AJPM paper addresses exertional heat illness and death among high school athletes
|October 23, 2012|
A study led by UNC doctoral student Zachary Kerr analyzes the causes of exertional heat illness and death among high school athletes and lists measures that can be taken to help prevent them.
Kerr is a graduate research assistant in UNC Gillings School of Global Public Health’s Department of Epidemiology. His paper, “Epidemiology of Exertional Heat Illness Among U.S. High School Athletes,” were published online Oct. 23 in the November issue of the American Journal of Preventive Medicine [PDF].
Stephen Marshall, PhD, professor of epidemiology at UNC’s public health school and director of the UNC Injury Prevention Research Center, is a co-author. Marshall also is an adjunct professor in the UNC Department of Exercise and Sport Science.
The authors note that an estimated 9,000 high school athletes are treated for exertional heat illnesses (EHI) every year. Most of those occur in August, at the beginning of the fall sports season, when athletes are not yet acclimated to physical exertion in the heat.
They determined that the incidence rate of nonfatal EHI for high school sports is 1.2 per 100,000 athlete exposures (defined as one athlete participating in one athletic practice or competition). They also found that the rate of nonfatal EHI in football was more than eleven times the rate in all other sports combined.

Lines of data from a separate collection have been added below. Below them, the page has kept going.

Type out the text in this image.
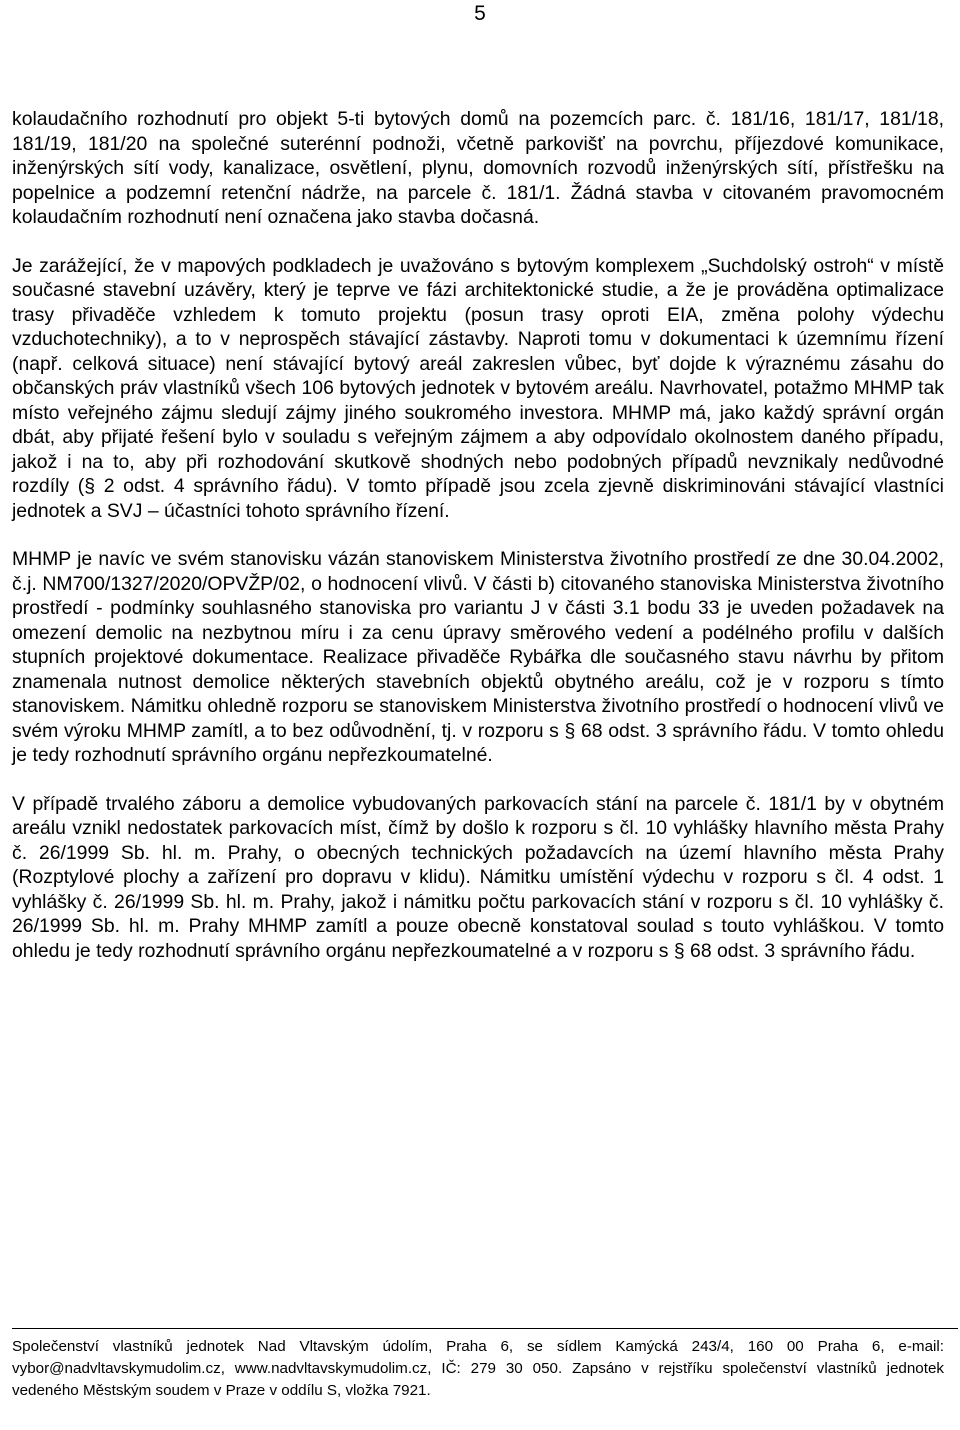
5

kolaudačního rozhodnutí pro objekt 5-ti bytových domů na pozemcích parc. č. 181/16, 181/17, 181/18, 181/19, 181/20 na společné suterénní podnoži, včetně parkovišť na povrchu, příjezdové komunikace, inženýrských sítí vody, kanalizace, osvětlení, plynu, domovních rozvodů inženýrských sítí, přístřešku na popelnice a podzemní retenční nádrže, na parcele č. 181/1. Žádná stavba v citovaném pravomocném kolaudačním rozhodnutí není označena jako stavba dočasná.

Je zarážející, že v mapových podkladech je uvažováno s bytovým komplexem „Suchdolský ostroh“ v místě současné stavební uzávěry, který je teprve ve fázi architektonické studie, a že je prováděna optimalizace trasy přivaděče vzhledem k tomuto projektu (posun trasy oproti EIA, změna polohy výdechu vzduchotechniky), a to v neprospěch stávající zástavby. Naproti tomu v dokumentaci k územnímu řízení (např. celková situace) není stávající bytový areál zakreslen vůbec, byť dojde k výraznému zásahu do občanských práv vlastníků všech 106 bytových jednotek v bytovém areálu. Navrhovatel, potažmo MHMP tak místo veřejného zájmu sledují zájmy jiného soukromého investora. MHMP má, jako každý správní orgán dbát, aby přijaté řešení bylo v souladu s veřejným zájmem a aby odpovídalo okolnostem daného případu, jakož i na to, aby při rozhodování skutkově shodných nebo podobných případů nevznikaly nedůvodné rozdíly (§ 2 odst. 4 správního řádu). V tomto případě jsou zcela zjevně diskriminováni stávající vlastníci jednotek a SVJ – účastníci tohoto správního řízení.

MHMP je navíc ve svém stanovisku vázán stanoviskem Ministerstva životního prostředí ze dne 30.04.2002, č.j. NM700/1327/2020/OPVŽP/02, o hodnocení vlivů. V části b) citovaného stanoviska Ministerstva životního prostředí - podmínky souhlasného stanoviska pro variantu J v části 3.1 bodu 33 je uveden požadavek na omezení demolic na nezbytnou míru i za cenu úpravy směrového vedení a podélného profilu v dalších stupních projektové dokumentace. Realizace přivaděče Rybářka dle současného stavu návrhu by přitom znamenala nutnost demolice některých stavebních objektů obytného areálu, což je v rozporu s tímto stanoviskem. Námitku ohledně rozporu se stanoviskem Ministerstva životního prostředí o hodnocení vlivů ve svém výroku MHMP zamítl, a to bez odůvodnění, tj. v rozporu s § 68 odst. 3 správního řádu. V tomto ohledu je tedy rozhodnutí správního orgánu nepřezkoumatelné.

V případě trvalého záboru a demolice vybudovaných parkovacích stání na parcele č. 181/1 by v obytném areálu vznikl nedostatek parkovacích míst, čímž by došlo k rozporu s čl. 10 vyhlášky hlavního města Prahy č. 26/1999 Sb. hl. m. Prahy, o obecných technických požadavcích na území hlavního města Prahy (Rozptylové plochy a zařízení pro dopravu v klidu). Námitku umístění výdechu v rozporu s čl. 4 odst. 1 vyhlášky č. 26/1999 Sb. hl. m. Prahy, jakož i námitku počtu parkovacích stání v rozporu s čl. 10 vyhlášky č. 26/1999 Sb. hl. m. Prahy MHMP zamítl a pouze obecně konstatoval soulad s touto vyhláškou. V tomto ohledu je tedy rozhodnutí správního orgánu nepřezkoumatelné a v rozporu s § 68 odst. 3 správního řádu.

Společenství vlastníků jednotek Nad Vltavským údolím, Praha 6, se sídlem Kamýcká 243/4, 160 00 Praha 6, e-mail: vybor@nadvltavskymudolim.cz, www.nadvltavskymudolim.cz, IČ: 279 30 050. Zapsáno v rejstříku společenství vlastníků jednotek vedeného Městským soudem v Praze v oddílu S, vložka 7921.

The authors note that the rate of athlete deaths is increasing.
“Between 1995 and 2010, a total of 35 football players died from exertional heat stroke (EHS), an average of two annually,” they write. “In summer 2011, six high school football players died due to high temperatures and lack of rehydration. In the five-year block from 2005 to 2009, more EHS deaths occurred in organized sports than in any other five-year period over the past 35 years.”
A key new finding from this study is that EHI events took place across the U.S. and in all geographical areas, not just in hot or humid areas. While it is true that most EHI events occurred in football, the authors found that athletes in all sports are at risk. Athletes experienced EHI events in 14 additional sports, including field hockey, lacrosse, volleyball, wrestling, baseball, soccer, swimming and diving, and track and field.
Another new finding was that although all high schools in the study had certified athletic trainers who serve as frontline sports medicine professionals, one-third of all EHI events occurred when the school’s athletic trainer was not present. Typically, this was because multiple teams practice and compete after school, and there is only one athletic trainer, Kerr said.
Nationwide, only 42 percent of high schools have access to certified athletic trainers. Improving access to certified athletic trainers should be a national priority, Kerr said. In addition, many athletes and coaches lack knowledge to identify and treat EHI. It is therefore imperative, the authors write, that high school athletes, coaches, administrators and parents are trained to identify and respond to exertional heat illnesses. “Implementing effective preventive measures depends on increasing awareness of exertional heat illness and relevant preventive and therapeutic countermeasures,” they said.
To better track and care for EHI, the study offers strategies to improve surveillance and information gathering, including:
Other co-authors include Douglas J. Casa, PhD, from the University of Connecticut’s Korey Stringer Institute and R. Dawn Comstock, PhD, of the Center for Injury Research and Policy at Nationwide Children’s Hospital’s Research Institute.
The study was funded by the Society for Public Health Education Student 2012 Fellowship in Injury/Violence Prevention and Control.